Question

How many pairs of sets (S,T) are possible among the subsets of 1, 2, 3, 4, 5, 6 that satisfy the condition that S is a subset of T? 
 

• A. 729
• B. 728
• C. 665
• D. 664

Hint:

For problems of the form "Find the number of pairs (S,T) such that \(S \subseteq T \subseteq A\)", where A has \(n\) elements, the answer is always \(3^n\). This is a useful formula to remember for competitive exams.

Answer 1

The Correct Option is A

Step 1: Understanding the Concept:
Let the universal set be \(A = \{1, 2, 3, 4, 5, 6\}\). We need to find the number of ordered pairs of sets \((S, T)\) such that \(S \subseteq T \subseteq A\).
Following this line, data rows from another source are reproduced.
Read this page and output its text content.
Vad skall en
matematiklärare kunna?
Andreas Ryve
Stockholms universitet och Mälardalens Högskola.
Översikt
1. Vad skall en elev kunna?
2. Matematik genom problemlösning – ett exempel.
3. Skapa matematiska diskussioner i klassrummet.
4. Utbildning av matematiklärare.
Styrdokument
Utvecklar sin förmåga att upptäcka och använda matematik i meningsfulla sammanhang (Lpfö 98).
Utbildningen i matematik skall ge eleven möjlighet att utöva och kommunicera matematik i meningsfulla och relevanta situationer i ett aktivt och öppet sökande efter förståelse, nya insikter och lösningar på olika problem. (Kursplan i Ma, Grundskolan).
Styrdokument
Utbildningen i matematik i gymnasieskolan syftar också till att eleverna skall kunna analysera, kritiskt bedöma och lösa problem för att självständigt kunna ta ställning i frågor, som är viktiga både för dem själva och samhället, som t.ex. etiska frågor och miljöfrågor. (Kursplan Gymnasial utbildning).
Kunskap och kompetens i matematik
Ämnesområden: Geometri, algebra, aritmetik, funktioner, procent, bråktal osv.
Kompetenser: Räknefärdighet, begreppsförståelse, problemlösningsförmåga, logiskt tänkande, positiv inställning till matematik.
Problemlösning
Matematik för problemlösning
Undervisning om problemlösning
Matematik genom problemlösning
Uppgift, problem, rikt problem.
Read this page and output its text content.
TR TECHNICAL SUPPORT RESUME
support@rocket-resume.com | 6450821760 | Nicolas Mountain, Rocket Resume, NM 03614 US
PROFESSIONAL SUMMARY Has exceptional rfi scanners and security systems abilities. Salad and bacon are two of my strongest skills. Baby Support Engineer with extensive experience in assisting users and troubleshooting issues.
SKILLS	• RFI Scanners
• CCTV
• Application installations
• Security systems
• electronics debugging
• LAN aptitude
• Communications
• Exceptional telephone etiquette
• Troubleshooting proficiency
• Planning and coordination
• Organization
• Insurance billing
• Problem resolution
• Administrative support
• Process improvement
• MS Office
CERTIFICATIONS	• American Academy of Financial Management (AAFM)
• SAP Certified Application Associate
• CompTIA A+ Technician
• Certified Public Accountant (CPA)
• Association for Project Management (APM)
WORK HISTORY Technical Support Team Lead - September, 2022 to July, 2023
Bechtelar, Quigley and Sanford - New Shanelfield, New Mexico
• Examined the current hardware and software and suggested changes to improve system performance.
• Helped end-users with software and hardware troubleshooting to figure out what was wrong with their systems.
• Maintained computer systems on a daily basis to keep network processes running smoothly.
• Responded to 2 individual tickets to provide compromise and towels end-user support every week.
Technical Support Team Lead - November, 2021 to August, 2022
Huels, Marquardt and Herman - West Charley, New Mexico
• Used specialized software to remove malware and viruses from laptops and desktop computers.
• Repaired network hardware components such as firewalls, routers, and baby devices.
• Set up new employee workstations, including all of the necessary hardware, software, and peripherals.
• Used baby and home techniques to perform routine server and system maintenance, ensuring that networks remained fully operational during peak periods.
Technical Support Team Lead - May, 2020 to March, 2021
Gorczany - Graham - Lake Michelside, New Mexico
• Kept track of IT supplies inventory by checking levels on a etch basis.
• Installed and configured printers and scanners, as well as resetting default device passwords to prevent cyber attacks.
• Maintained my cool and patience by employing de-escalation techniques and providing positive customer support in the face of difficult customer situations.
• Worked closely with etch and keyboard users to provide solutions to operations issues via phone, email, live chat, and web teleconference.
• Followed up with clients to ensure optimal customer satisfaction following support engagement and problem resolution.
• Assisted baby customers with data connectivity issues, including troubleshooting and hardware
This means S is a subset of T, and T itself is a subset of A.
Step 2: Key Formula or Approach:
Consider each element of the set A individually. For any element \(x \in A\), there are three distinct possibilities with respect to the sets S and T, given the condition \(S \subseteq T\):
1. \(x\) is not in T (and therefore, it cannot be in S). In set notation: \(x \notin T\) (which implies \(x \notin S\)).
2. \(x\) is in T, but not in S. In set notation: \(x \in T\) and \(x \notin S\).
3. \(x\) is in T, and it is also in S. In set notation: \(x \in T\) and \(x \in S\).
The case where \(x \in S\) but \(x \notin T\) is not allowed because it violates the condition \(S \subseteq T\).
Step 3: Detailed Calculation:
1. The universal set A has 6 elements.
2. For each of these 6 elements, we have 3 independent choices as described above.
- For element '1', there are 3 possibilities.
- For element '2', there are 3 possibilities.
- For element '3', there are 3 possibilities.
- For element '4', there are 3 possibilities.
- For element '5', there are 3 possibilities.
- For element '6', there are 3 possibilities.
3. Since the choice for each element is independent of the others, the total number of ways to form the pair of sets (S, T) is the product of the number of choices for each element.
\[ \text{Total number of pairs} = 3 \times 3 \times 3 \times 3 \times 3 \times 3 = 3^6 \] 4. Calculate the value of \(3^6\):
\[ 3^6 = (3^3)^2 = 27^2 = 729 \] Step 4: Final Answer:
There are 729 possible pairs of sets (S,T).
Step 5: Why This is Correct:
The element-wise approach correctly accounts for all possible combinations. By considering the "location" of each of the 6 elements (either outside T, inside T but outside S, or inside S), we cover all valid set constructions. The multiplication principle applies because the placement of each element is an independent event.